Boiten believes more thought should be given to controlling and limiting the sale of data to prevent it potentially being sold on by the initial purchaser to companies with huge information stores and global reach. “If Google, for instance, were to use this data and end up finding a cure for cancer, and then sold the cure back to the NHS for huge sums of money, then I think we could say we had missed a trick,” he said.
The NHS has previously faced claims that medical data from millions of patients has been sold to insurance companies.
Phil Booth, coordinator of medConfidential, which campaigns for the privacy of health data, said the public was being betrayed by claims that the information could not be linked back to individuals. “Removing or obscuring a few obvious identifiers, like someone’s name or NHS number from the data, doesn’t make their medical history anonymous,” he said. “Indeed, the unique combination of medical events that makes individuals’ health data so ripe for exploitation is precisely what makes it so identifiable. Your medical record is like a fingerprint of your whole life.
“Patients must know how their data is used, and by who. Alleging their data is anonymous when it isn’t, then selling it to drugs and tech companies – or, through intermediaries, to heaven knows who – is a gross betrayal of trust. People who are rightly concerned about such guile and lack of respect have every right to opt out, if they want their and their family’s medical information kept confidential and for their own care.”
Licences to buy data are issued by the Clinical Practice Research Datalink (CPRD), part of the Medicines and Healthcare Products Regulatory Agency (MHRA). A spokesman said any information sold had been “anonymised in accordance with the Information Commissioner’s Office (ICO) anonymisation code of practice”.
Until early December, the CPRD said on its website the data it made available for research was “anonymous” but, following the Observer’s story, it changed the wording to say that the data from GPs and hospitals had been ”anonymised” – meaning only that some measures had been taken to de-identify it.

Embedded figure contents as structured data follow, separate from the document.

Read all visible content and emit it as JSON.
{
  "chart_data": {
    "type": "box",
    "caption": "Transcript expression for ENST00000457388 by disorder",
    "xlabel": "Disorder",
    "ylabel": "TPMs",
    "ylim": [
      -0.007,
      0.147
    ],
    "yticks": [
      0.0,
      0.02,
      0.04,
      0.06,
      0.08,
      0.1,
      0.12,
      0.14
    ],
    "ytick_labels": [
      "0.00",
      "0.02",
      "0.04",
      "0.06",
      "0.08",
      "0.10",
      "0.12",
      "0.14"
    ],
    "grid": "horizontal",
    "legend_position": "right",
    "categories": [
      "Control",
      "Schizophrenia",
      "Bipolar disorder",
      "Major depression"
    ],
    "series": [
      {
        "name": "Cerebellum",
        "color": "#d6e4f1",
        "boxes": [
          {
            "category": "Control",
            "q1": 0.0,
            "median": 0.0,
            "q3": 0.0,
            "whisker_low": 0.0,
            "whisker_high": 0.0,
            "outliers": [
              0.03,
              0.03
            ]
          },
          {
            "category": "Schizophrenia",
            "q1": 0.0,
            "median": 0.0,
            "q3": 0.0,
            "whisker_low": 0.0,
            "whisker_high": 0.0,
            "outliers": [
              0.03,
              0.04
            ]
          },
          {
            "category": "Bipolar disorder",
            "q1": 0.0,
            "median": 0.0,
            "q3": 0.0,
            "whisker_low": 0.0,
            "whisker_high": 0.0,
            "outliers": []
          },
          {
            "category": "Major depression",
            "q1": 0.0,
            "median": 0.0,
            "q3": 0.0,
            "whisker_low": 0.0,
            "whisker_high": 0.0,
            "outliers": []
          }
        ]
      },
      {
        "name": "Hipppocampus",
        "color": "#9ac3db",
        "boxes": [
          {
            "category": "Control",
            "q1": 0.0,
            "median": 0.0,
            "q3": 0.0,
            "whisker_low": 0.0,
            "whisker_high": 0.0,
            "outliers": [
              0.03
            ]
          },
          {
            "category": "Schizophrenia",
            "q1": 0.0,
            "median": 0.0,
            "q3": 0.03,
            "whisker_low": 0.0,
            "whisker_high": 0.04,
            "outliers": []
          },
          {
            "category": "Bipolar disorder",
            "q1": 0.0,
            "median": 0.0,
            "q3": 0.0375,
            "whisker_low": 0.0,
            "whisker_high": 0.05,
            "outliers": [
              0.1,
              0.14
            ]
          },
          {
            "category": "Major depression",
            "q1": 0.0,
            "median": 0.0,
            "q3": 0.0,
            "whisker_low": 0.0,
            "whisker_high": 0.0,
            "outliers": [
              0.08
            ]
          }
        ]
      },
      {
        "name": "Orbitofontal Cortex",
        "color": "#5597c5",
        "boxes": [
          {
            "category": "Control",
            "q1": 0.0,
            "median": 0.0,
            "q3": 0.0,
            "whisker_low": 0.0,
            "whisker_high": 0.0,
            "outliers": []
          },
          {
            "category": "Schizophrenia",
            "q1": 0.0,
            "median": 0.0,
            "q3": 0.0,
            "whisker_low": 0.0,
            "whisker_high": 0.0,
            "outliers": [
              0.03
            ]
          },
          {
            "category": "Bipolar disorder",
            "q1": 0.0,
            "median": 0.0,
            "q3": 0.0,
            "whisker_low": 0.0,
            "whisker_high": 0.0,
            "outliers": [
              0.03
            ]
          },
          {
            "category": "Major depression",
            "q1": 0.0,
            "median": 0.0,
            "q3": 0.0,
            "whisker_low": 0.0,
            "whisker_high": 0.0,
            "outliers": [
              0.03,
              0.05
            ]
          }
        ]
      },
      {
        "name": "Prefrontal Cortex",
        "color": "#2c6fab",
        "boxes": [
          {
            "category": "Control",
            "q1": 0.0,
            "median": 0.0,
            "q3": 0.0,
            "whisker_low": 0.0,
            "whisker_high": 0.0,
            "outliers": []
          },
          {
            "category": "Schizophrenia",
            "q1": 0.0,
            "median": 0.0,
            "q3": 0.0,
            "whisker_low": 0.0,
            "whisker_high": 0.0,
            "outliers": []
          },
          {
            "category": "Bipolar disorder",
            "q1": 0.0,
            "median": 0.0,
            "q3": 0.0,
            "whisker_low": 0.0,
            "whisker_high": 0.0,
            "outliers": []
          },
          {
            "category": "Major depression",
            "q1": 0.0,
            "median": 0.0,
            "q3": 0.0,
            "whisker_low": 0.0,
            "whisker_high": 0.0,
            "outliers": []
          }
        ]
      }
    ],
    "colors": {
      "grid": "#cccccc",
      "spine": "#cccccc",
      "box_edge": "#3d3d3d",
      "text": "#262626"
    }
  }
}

Booth added: “Following the ICO’s code of practice does not mean that data is necessarily anonymous. The law now recognises that one of the most common methods of ‘anonymisation’ – the use of pseudonyms to obscure some bits of information – means that data is still identifiable. Indeed, the information commissioner herself says it must be considered personal data.”
Information disclosed by some of CPRD’s customers clearly suggests they can link the information back to individual patient records via their GP surgeries. The Boston Collaborative Drug Surveillance Program in the US, which uses DHSC data, says on its website: “Anonymized information from the CPRD on demographics, outpatient visits, hospitalizations and prescriptions dispensed is available to [our] researchers. Validation of diagnoses, reports of diagnostic tests and anonymized notes from hospitalizations and referrals can be obtained from the general practitioner upon request.”
If the data were truly anonymous it would be impossible to retrieve an individual patient’s medical notes.Neil Bhatia, a GP who is Information Governance Lead and data protection 0fficer in Hampshire, said: “Truly anonymous data – utterly incapable of being traced back to an individual – is very hard to achieve, given that there is so much information about us in the public domain and held by companies such as Facebookand Google, because so much of our personal data is out there thanks to the massive data breaches over the last few years. In fact, it’s almost impossible for record-level data (where each line of the dataset corresponds to an individual) to be made truly anonymous.”